There are a few unwritten rules that apply to living in a small town. One: Never say, “I’m from here,” if you weren’t born there. Two: Never speak ill of the town high school football team no matter what their record is, and Three: Don’t mess with Town Meeting.
Lynnfield’s Board of Selectmen is about to trifle with Rule Three with its decision to appoint a Study Committee to take a hard look at Town Meeting rules and practices. Make no mistake, Town Moderator Arthur Bourque is well-intentioned and no doubt well-informed in stating, “I think it is time to address a number of issues we have in how we run our town meeting.”
The problem with well intended ideas is that they have an unerring capability of crashing into immovable objects. Town Meeting is more than just an almost-pure form of government firmly anchored in small towns and giving residents an opportunity to shape government.
It is that most public of opportunities for people who pass each other every day at the coffee shop or on the street to come together and collectively debate their quality of life and how their tax dollars are spent.
Potential Study Committee topics like what day Town Meeting should be held and expediting the check-in process are worthy of study.
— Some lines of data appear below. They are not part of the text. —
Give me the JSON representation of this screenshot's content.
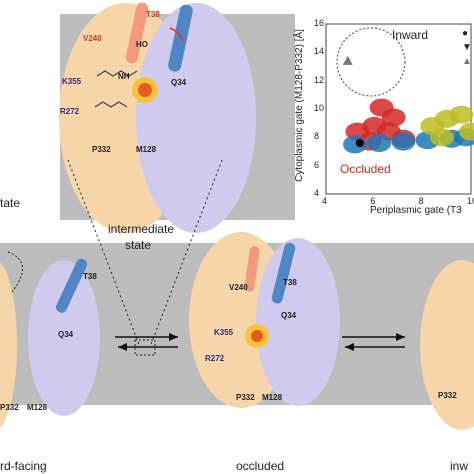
{
  "labels": {
    "top_left_partial": "tate",
    "intermediate_l1": "intermediate",
    "intermediate_l2": "state",
    "inward_facing_partial": "rd-facing",
    "occluded_state": "occluded",
    "right_partial": "inw"
  },
  "residues": {
    "v240": "V240",
    "t38": "T38",
    "k355": "K355",
    "r272": "R272",
    "q34": "Q34",
    "p332": "P332",
    "m128": "M128",
    "ho": "HO",
    "nh": "NH",
    "p332_m128": "P332",
    "m128_b": "M128"
  },
  "chart_data": {
    "type": "scatter",
    "title": "",
    "xlabel": "Periplasmic gate (T3",
    "ylabel": "Cytoplasmic gate (M128-P332) [Å]",
    "xlim": [
      4,
      10
    ],
    "ylim": [
      4,
      16
    ],
    "x_ticks": [
      "4",
      "6",
      "8",
      "10"
    ],
    "y_ticks": [
      "4",
      "6",
      "8",
      "10",
      "12",
      "14",
      "16"
    ],
    "annotations": [
      "Inward",
      "Occluded"
    ],
    "series": [
      {
        "color": "#d62728",
        "points": [
          [
            5.3,
            8.4
          ],
          [
            6.0,
            8.8
          ],
          [
            6.6,
            8.4
          ],
          [
            7.2,
            7.9
          ],
          [
            5.8,
            7.7
          ],
          [
            6.8,
            9.4
          ],
          [
            6.3,
            10.1
          ]
        ]
      },
      {
        "color": "#1f77b4",
        "points": [
          [
            5.2,
            7.5
          ],
          [
            6.2,
            7.6
          ],
          [
            7.2,
            7.7
          ],
          [
            8.2,
            7.8
          ],
          [
            9.2,
            7.9
          ],
          [
            9.8,
            8.0
          ]
        ]
      },
      {
        "color": "#bcbd22",
        "points": [
          [
            8.4,
            8.8
          ],
          [
            9.0,
            9.3
          ],
          [
            9.6,
            9.6
          ],
          [
            10.0,
            8.4
          ],
          [
            8.8,
            8.0
          ]
        ]
      }
    ],
    "markers": [
      {
        "shape": "circle",
        "x": 5.4,
        "y": 7.6,
        "color": "#000000"
      },
      {
        "shape": "triangle",
        "x": 4.9,
        "y": 13.4,
        "color": "#777777"
      }
    ],
    "legend": [
      "●",
      "▼",
      "▲"
    ],
    "colors": {
      "red": "#d62728",
      "blue": "#1f77b4",
      "olive": "#bcbd22",
      "occluded_text": "#cc2a1f"
    }
  }
}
But combine discussion on those topics with a review of Town Meeting quorum and warrant formats and the lid on top of Pandora’s Box starts to swing open.
It’s easy to say the mechanics of how Town Meeting works can be viewed in the abstract and clinically evaluated. But anyone who has sat through a Town Meeting knows the process and procedures are often marked by personality clashes, tests of will and public displays of differences that have simmered in private for a long time.
Anyone viewing that statement as overly dramatic should think back to the climactic debate over bringing a rail trail to Lynnfield. Personalities and competing wills were certainly on display during that debate. After all, Town Meeting is a chance for people to talk about public concerns affecting their lives.
To his credit, Bourque appreciates the “lengthy discussion” sure to be triggered by a reexamination of the quorum threshold. Quorums, as Town Meeting members can attest, have been a source of consternation, especially when quorum gets called part way through Town Meeting at the expense of the business at hand.
Bourque isn’t shying away from the challenges surrounding a critical examination of Town Meeting. In proposing a procedural review, he noted how Lynnfield moderators have put their own stamp on Town Meetings and he observed how a Study Committee review will probably be a yearlong task before any recommendations are made.
Summed up, a Town Meeting Study Committee will be an exhaustive, probably contentious, process playing an ultimately important role in keeping Democracy healthy in Lynnfield.